Political turbulence disrupts­­­ Ivory Coast

The Ivory Coast has descended into turmoil after election controversy

The Ivory Coast has descended into turmoil after election controversy

At least 200 people have died after violence erupted in Abidjan, Ivory Coast.

Tensions have been running high in the aftermath of the November 28th elections. The election, intended to unify the country, has descended into farce after the incumbent President, Laurent Gbagbo, contested the vote. Gbagbo has refused to cede power to rival Alassance Ouattara, despite increasing international pressure, and has scorned the possibility of a power-sharing deal.
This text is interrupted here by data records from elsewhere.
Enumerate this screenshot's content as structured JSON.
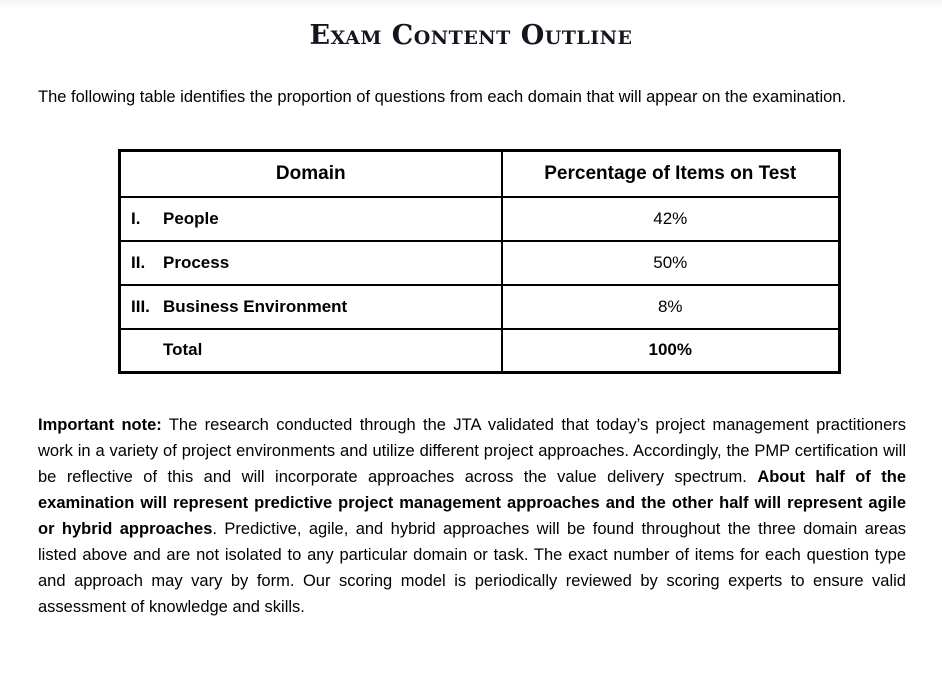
{
  "document": {
    "title": "Exam Content Outline",
    "intro": "The following table identifies the proportion of questions from each domain that will appear on the examination.",
    "table": {
      "headers": [
        "Domain",
        "Percentage of Items on Test"
      ],
      "rows": [
        {
          "numeral": "I.",
          "label": "People",
          "value": "42%",
          "emphasis": false
        },
        {
          "numeral": "II.",
          "label": "Process",
          "value": "50%",
          "emphasis": false
        },
        {
          "numeral": "III.",
          "label": "Business Environment",
          "value": "8%",
          "emphasis": false
        },
        {
          "numeral": "",
          "label": "Total",
          "value": "100%",
          "emphasis": true
        }
      ]
    },
    "note_segments": [
      {
        "text": "Important note:",
        "bold": true
      },
      {
        "text": "  The research conducted through the JTA validated that today’s project management practitioners work in a variety of project environments and utilize different project approaches.  Accordingly, the PMP certification will be reflective of this and will incorporate approaches across the value delivery spectrum.  ",
        "bold": false
      },
      {
        "text": "About half of the examination will represent predictive project management approaches and the other half will represent agile or hybrid approaches",
        "bold": true
      },
      {
        "text": ".  Predictive, agile, and hybrid approaches will be found throughout the three domain areas listed above and are not isolated to any particular domain or task. The exact number of items for each question type and approach may vary by form. Our scoring model is periodically reviewed by scoring experts to ensure valid assessment of knowledge and skills.",
        "bold": false
      }
    ],
    "colors": {
      "background": "#ffffff",
      "text": "#000000",
      "title": "#15151f",
      "table_border": "#000000"
    }
  }
}
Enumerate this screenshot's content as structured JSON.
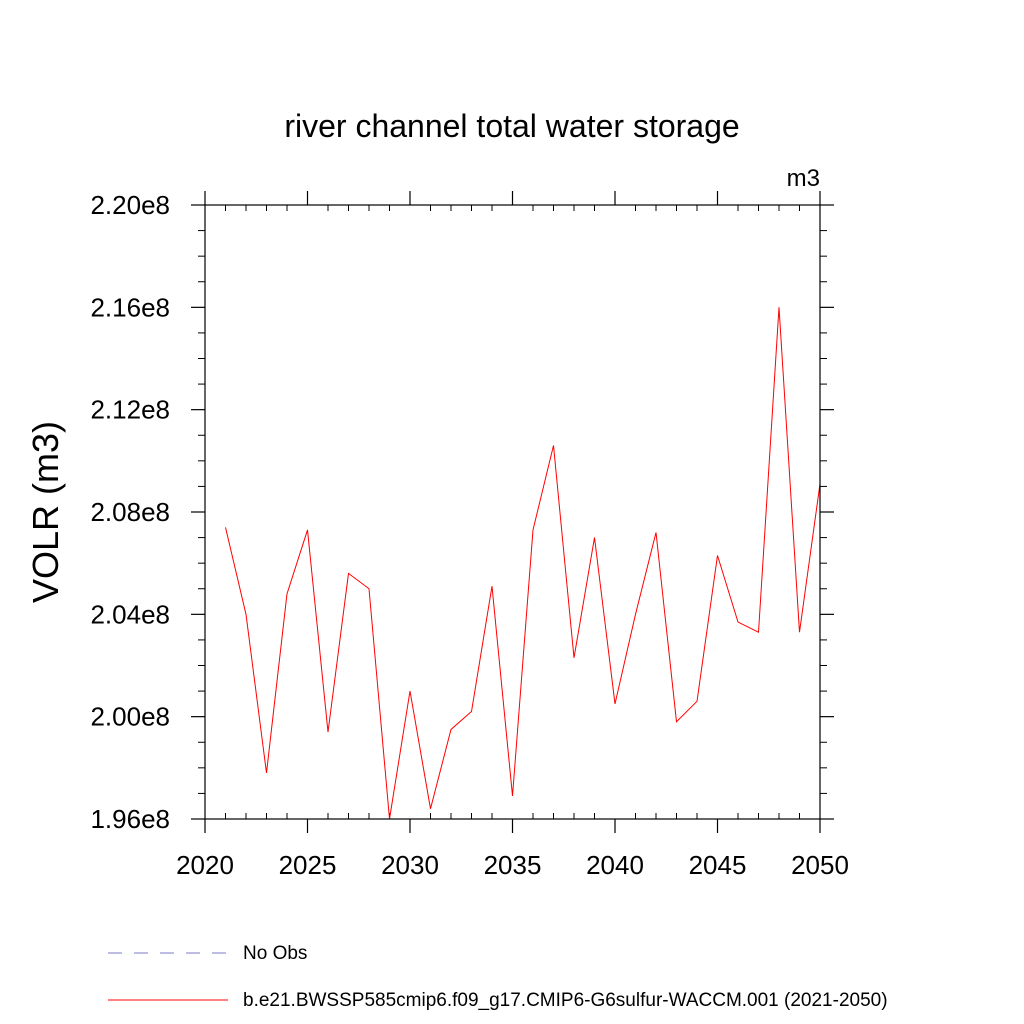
{
  "chart_data": {
    "type": "line",
    "title": "river channel total water storage",
    "units_label": "m3",
    "ylabel": "VOLR  (m3)",
    "xlabel": "",
    "xlim": [
      2020,
      2050
    ],
    "ylim": [
      196000000.0,
      220000000.0
    ],
    "x_ticks": [
      2020,
      2025,
      2030,
      2035,
      2040,
      2045,
      2050
    ],
    "x_tick_labels": [
      "2020",
      "2025",
      "2030",
      "2035",
      "2040",
      "2045",
      "2050"
    ],
    "y_ticks": [
      196000000.0,
      200000000.0,
      204000000.0,
      208000000.0,
      212000000.0,
      216000000.0,
      220000000.0
    ],
    "y_tick_labels": [
      "1.96e8",
      "2.00e8",
      "2.04e8",
      "2.08e8",
      "2.12e8",
      "2.16e8",
      "2.20e8"
    ],
    "grid": false,
    "legend_position": "bottom",
    "series": [
      {
        "name": "b.e21.BWSSP585cmip6.f09_g17.CMIP6-G6sulfur-WACCM.001 (2021-2050)",
        "color": "#ff0000",
        "style": "solid",
        "x": [
          2021,
          2022,
          2023,
          2024,
          2025,
          2026,
          2027,
          2028,
          2029,
          2030,
          2031,
          2032,
          2033,
          2034,
          2035,
          2036,
          2037,
          2038,
          2039,
          2040,
          2041,
          2042,
          2043,
          2044,
          2045,
          2046,
          2047,
          2048,
          2049,
          2050
        ],
        "y": [
          207400000.0,
          204000000.0,
          197800000.0,
          204800000.0,
          207300000.0,
          199400000.0,
          205600000.0,
          205000000.0,
          196000000.0,
          201000000.0,
          196400000.0,
          199500000.0,
          200200000.0,
          205100000.0,
          196900000.0,
          207300000.0,
          210600000.0,
          202300000.0,
          207000000.0,
          200500000.0,
          204000000.0,
          207200000.0,
          199800000.0,
          200600000.0,
          206300000.0,
          203700000.0,
          203300000.0,
          216000000.0,
          203300000.0,
          209100000.0
        ]
      }
    ],
    "legend_entries": [
      {
        "label": "No Obs",
        "color": "#7b7bc8",
        "style": "dashed"
      },
      {
        "label": "b.e21.BWSSP585cmip6.f09_g17.CMIP6-G6sulfur-WACCM.001 (2021-2050)",
        "color": "#ff0000",
        "style": "solid"
      }
    ]
  }
}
A decade ago the Republic of Ivory Coast was seen as an African model of stability and prosperity; however, internal strife erupted into civil war in 2002, and since then the country has alternated between peace deals and violence.

Northerners, the majority of whom are Muslim migrant workers, have complained of widespread discrimination; deemed ‘illegible’ to vote, they have also been denied nationality cards. In 2002 a troop mutiny in Abidjan escalated into a full rebellion voicing the discontent felt throughout the country. Thousands were killed.

The country was split into the rebel-held (New Forces) North, and the government-held South. The UN peacekeeping force deployed in 2003, creating a buffer-zone between the north and south. 2010 election was intended to reunite the ­country, but this now appears unlikely given Gbagbo’s actions.

The UN ratified election gave 54.1 per cent of the vote to Ouattara, compared with Gbagbo’s 45.9 per cent. However, the Constitutional Council, headed by an ally of Gbagbo, annulled the votes from the North, claiming the result was rigged. Ouattara has been confined to a hotel in Abidjan, protected by former New Forces rebels, and 800 UN peacekeeepers. His supporters are growing increasingly impatient and violent.

Reported attacks have been made towards Gbagbo supporters, and the UN states there are currently close to 600 refugees arriving in Liberia every day. Gbagbo’s spokeperson claimed people were fleeing the country after being threatened by New Forces rebels.

Europe, America, and Canada have all recognised Ouattara as the new President, and the US has frozen the personal accounts of Gbagbo, his wife, and close aids. The West African Bank has also blocked his access to Ivory Coast’s funds, which will prevent him from paying the salary of the civil service and, most critically, the armed forces.

These sanctions are seen as the most effective course of action, however, Ouattara has called for foreign action despite Gbagbo’s supporters promising retribution upon foreign nationals should there be a military intervention.

Ghana, which borders Ivory Coast, has quashed intervention fearing reprisals against the 80,000 Ghanaians living in Ivory Coast. France has advised its 15,000 nationals currently resident to leave as a ‘precaution’ after violence during previous unrest.

The Kenyan Prime Minister Raila Odinga, who is acting as a mediator for the African Union, is to travel to Ivory Coast again this week in an attempt to break the deadlock. Should Gbagbo continue to refuse any notion of a power-sharing deal, and Ouattara remain confined within his luxurious prison, it appears likely this first taste of violence will only escalate.

The ever prevalent north-south divide may suck the country back into the civil unrest that has characterised the past ten years for Ivorians.

One comment

  1. This article has any pertinent content.
    Could you manage to find and to publish from which part of the Ivory coast are the refugees? Do they fear rebels or Bagbo forces?. That is how a journalist has to investigate before publishing any news. Could you also learn a little bit more about the Ivory Coast to understand that France is fully involved in the ongoing crisis?